Across time and geographies, technology has served as a counter-weight, consistently driving down housing costs, improving quality and expanding access.

As historian Kenneth Jackson explains in the book Crabgrass Frontier, balloon framing, a new construction method developed in the 1830s, allowed amateur carpenters to use standard schematic models, standard wood products and mass-manufactured nails to quickly build long-lasting, stable homes, dramatically reducing housing construction costs during the middle decades of the 19th century.

After World War Two, builders like Levitt & Sons applied new industrial techniques of mass manufacturing to home production, with each worker taking responsibility for a single task and working across multiple building sites, like an assembly line in reverse, again driving down costs.

Other technological innovations – like steel and reinforced concrete – made it possible to build larger and taller apartment buildings, bringing down per-unit costs.

Today, new technologies promise similar benefits for homeowners and renters, especially modular construction and home-sharing platforms. New financial tools are also helping more individuals access quality rental homes and build financial stability.

As the New York Times recently reported, in high-end markets, building a unit of low-income housing can cost as much $500,000. One alternative is modular housing, where standardised panels, rooms or apartments are built offsite. Modular housing can reduce the costs of quality control and inspection, avoid weather-related slowdowns and provide certainty for developers concerned about the timing of project completion.

 

Chicago-based construction company Skender, for example, is deploying modular homes for developers around the Windy City. They are one example among literally dozens, including Blokable, Factory OS, Boxabl and Indwelligent.

City and county governments can encourage modular construction by ensuring that building codes allow for modular buildings and by providing expedited permitting.

 

Relevance of the sharing economy

 

New construction is one part of the puzzle but there is a vast untapped resource: spare rooms in existing homes. Homeowners have been letting rooms for rent since there were homes but historically the transaction costs to rent out a room were high: advertising, screening and collecting rent.

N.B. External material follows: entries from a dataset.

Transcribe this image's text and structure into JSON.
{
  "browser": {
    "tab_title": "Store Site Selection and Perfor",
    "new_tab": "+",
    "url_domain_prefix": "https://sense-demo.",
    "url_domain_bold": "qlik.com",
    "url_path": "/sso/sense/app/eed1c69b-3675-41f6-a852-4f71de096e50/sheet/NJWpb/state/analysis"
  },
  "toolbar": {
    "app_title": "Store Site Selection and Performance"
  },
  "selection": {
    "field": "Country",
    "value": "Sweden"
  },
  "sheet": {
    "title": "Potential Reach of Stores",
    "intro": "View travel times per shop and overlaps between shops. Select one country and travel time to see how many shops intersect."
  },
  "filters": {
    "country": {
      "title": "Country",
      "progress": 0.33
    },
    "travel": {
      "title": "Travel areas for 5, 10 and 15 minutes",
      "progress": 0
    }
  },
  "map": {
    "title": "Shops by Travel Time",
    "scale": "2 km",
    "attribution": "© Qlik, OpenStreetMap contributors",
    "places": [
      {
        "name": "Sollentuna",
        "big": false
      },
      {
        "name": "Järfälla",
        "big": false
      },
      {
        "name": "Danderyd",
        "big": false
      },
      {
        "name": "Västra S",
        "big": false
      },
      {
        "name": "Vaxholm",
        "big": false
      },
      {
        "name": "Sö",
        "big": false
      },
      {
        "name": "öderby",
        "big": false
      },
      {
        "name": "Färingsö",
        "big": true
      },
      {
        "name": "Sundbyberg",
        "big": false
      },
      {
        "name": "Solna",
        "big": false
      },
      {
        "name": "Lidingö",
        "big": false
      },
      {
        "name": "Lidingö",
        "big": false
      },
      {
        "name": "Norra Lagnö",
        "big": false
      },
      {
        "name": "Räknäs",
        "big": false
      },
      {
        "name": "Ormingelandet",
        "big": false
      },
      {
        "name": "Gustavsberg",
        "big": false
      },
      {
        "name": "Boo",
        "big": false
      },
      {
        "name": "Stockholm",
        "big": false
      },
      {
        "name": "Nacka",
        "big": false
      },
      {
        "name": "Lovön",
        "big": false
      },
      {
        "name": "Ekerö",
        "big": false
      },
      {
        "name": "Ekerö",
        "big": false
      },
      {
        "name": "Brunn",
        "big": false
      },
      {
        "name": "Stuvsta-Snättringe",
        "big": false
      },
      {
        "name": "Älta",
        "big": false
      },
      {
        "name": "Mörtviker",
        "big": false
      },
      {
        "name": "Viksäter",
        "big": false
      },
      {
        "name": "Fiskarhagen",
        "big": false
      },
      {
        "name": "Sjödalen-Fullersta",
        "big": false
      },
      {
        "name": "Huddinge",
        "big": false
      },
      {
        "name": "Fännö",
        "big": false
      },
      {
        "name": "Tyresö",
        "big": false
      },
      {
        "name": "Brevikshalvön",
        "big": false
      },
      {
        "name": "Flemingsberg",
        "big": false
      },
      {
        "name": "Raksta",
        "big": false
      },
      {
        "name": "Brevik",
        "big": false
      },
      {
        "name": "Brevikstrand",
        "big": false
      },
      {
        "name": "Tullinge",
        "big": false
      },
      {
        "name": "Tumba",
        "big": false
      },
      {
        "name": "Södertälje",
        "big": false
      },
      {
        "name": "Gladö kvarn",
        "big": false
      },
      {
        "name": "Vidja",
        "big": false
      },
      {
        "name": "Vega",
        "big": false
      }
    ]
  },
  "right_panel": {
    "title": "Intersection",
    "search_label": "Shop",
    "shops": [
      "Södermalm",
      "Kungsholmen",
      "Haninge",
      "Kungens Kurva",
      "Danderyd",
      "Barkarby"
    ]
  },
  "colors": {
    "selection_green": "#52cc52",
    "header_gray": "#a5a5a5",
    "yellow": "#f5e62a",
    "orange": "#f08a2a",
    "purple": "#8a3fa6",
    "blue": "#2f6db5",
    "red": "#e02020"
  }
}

The rise of the sharing economy has reduced those costs. Companies like PadSplit and Nesterly are helping homeowners split up their homes into multiple units or rent out spare bedrooms – of which there are at least 50 million in the US. In the process, they are creating new low-cost rental inventory, often of higher quality and in better locations than the alternatives. Cities can encourage room and home-sharing by updating regulations around rental properties and through tax policies.

For low-income renters, the biggest challenge may be accessing housing in the first place – and keeping a home once it is rented. A new set of companies are helping low-income families navigate the rental landscape at every step of the journey. OneApp provides renters with a list of apartments that will accept their credit and criminal background status, helping avoid costly application fees.

RentLogic gives renters new tools to evaluate buildings before they rent, avoiding absentee or derelict landlords. Jetty offers landlords a surety bond that allows potential renters to pay a one-time fee instead of a security deposit, helping lower-income families access a broader range of apartments.

The fee is usually around 20 per cent of the security deposit. Till, a company founded in 2018, provides short-term loans to renters to meet rent and avoid eviction on terms far cheaper than traditional payday loans.

Together these companies and others are offering a new rental roadmap that can meaningfully improve the lives of low-income Americans.

Modular construction, home-sharing platforms and rental tools are only three examples of the technologies that are helping to lower costs, improve quality and expand access to housing in the US.

Even as labour markets continue to tighten and federal support for low-income housing grows scarcer, cities and towns around the US can encourage these new companies and others like them to start making housing more affordable today.